To write that I took upon myself the concept of establishing an eruv on the Lower East Side is
false, insulting, and a sham of misleading logic. I was concerned with one question only – namely, the poor child crying in the street. I even questioned what HaGaon Rav Moshe’s position (bedi-eved) would have been regarding a child who, on Shabbat, refused to budge and was hysterically crying.

HaGaon Rav Moshe was a personal friend of my father, a”h. Never, ever would I impinge upon his kavod. Instead of a halachic dialogue based upon halachic principles, some Lower East Side residents presumed that the whole issue was an attempt to set up an eruv and, therefore, rose to the defense of the local gaon hador and left the child still crying in the street.

I am interested in halachic principles, not personal vendettas. I simply cannot understand
why some felt compelled to personally attack me for positions I never espoused. Lo zo derech
HaTorah. Divrei chachamim benachat nishna’im. Hopefully this will put an end to the clamor of
those who still falsely intimate that I wish to personally establish an eruv on the Lower East
Side. That is not my role, nor is it my goal. I relate to ”Halachic Questions,” as the title of my regular column states. I do not proclaim communal policy, nor do I understand the fear of debating halachic concepts.

Rabbi J. Simcha Cohen
New York, NY



Warm And Neighborly

The Lower East Side Jewish community is thriving and united despite the recent controversy
about an eruv as recorded in your Letters section. As I don’t assume the qualifications to offer
halachic opinions, I offer my observations as a lifelong resident of the Lower East Side.

During the past decade, we have witnessed a heartwarming revitalization of this once legendary neighborhood. Lower East Siders reflect the wide spectrum that is the Jewish community – more religious, less religious and non-religious. For the most part, there is unquestioning unity and a terrific comfort level between all. People easily relate to their fellow Jews regardless of their level of observance.

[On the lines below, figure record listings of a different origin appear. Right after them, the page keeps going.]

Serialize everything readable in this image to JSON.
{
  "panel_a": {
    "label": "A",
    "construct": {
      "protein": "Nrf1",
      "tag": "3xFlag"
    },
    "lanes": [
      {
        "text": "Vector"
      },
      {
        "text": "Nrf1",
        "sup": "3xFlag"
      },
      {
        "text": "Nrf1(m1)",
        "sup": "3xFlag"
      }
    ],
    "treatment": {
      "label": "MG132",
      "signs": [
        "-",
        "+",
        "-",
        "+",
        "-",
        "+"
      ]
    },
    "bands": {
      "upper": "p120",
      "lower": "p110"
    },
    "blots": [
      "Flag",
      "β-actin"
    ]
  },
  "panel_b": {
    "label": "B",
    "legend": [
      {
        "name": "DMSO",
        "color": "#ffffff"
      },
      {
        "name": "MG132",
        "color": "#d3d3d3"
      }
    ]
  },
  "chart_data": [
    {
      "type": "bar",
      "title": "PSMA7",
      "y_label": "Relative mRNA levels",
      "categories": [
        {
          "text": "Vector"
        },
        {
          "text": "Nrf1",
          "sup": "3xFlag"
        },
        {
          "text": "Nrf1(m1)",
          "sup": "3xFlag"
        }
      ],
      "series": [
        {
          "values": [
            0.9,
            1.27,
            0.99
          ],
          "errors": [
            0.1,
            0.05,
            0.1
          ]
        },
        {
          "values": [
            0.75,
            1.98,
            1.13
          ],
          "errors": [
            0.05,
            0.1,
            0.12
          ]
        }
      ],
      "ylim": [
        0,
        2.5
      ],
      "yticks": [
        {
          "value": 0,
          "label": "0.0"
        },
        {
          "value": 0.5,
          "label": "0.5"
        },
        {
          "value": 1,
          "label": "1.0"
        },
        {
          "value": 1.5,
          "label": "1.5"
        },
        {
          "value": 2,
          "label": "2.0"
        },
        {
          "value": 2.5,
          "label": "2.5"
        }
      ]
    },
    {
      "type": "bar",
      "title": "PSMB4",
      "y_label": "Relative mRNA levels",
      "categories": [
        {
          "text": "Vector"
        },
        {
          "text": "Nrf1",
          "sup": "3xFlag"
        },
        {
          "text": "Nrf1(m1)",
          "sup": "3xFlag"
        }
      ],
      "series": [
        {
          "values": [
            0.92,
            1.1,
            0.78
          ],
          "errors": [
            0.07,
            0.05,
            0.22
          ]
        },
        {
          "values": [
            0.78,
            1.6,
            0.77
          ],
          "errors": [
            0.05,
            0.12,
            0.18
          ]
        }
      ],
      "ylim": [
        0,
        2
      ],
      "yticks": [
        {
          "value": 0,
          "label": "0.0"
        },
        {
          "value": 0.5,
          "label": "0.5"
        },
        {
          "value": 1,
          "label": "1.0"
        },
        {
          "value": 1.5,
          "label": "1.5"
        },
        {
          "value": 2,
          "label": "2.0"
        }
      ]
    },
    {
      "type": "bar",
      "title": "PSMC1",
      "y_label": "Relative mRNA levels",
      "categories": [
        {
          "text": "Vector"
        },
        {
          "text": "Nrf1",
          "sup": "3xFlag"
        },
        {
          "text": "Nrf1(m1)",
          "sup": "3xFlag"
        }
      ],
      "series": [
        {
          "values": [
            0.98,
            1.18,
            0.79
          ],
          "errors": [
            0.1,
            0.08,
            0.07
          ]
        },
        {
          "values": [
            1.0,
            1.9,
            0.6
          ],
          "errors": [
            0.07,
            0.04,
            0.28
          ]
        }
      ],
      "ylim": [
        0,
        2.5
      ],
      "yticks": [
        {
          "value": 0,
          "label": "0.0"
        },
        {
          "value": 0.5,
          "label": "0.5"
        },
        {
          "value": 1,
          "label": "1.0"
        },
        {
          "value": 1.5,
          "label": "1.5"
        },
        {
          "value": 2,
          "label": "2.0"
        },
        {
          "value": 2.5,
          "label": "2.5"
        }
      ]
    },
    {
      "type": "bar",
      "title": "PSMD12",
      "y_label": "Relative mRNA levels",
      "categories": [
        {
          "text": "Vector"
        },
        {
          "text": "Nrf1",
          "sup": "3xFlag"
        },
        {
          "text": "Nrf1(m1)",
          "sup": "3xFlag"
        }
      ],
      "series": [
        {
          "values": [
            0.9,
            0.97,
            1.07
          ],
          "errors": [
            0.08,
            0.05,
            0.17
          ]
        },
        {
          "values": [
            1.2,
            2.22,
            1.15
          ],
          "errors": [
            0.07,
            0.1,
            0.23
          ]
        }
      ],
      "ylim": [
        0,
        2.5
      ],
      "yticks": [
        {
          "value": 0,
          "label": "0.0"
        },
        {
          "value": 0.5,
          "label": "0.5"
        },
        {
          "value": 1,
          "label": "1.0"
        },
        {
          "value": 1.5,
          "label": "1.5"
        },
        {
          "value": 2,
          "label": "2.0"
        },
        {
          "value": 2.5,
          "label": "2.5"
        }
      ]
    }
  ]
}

I was surprised to read in last week’s Letters section of a reader who felt people would not offer a “Good Shabbos” greeting to him because he was pushing a baby stroller. That struck me as odd, as my experience has been that neighbors offer “Good Shabbos” or “Shabbat Shalom” greetings even to those returning from grocery shopping.

Certainly, it is not the norm for Lower East Siders to ignore their neighbors; I may only presume that the letter writer did not first offer his own greeting and others may not have realized he was Jewish. I know that my friends and I would certainly wish the baby-stroller family a “Good Shabbos” anytime we saw them.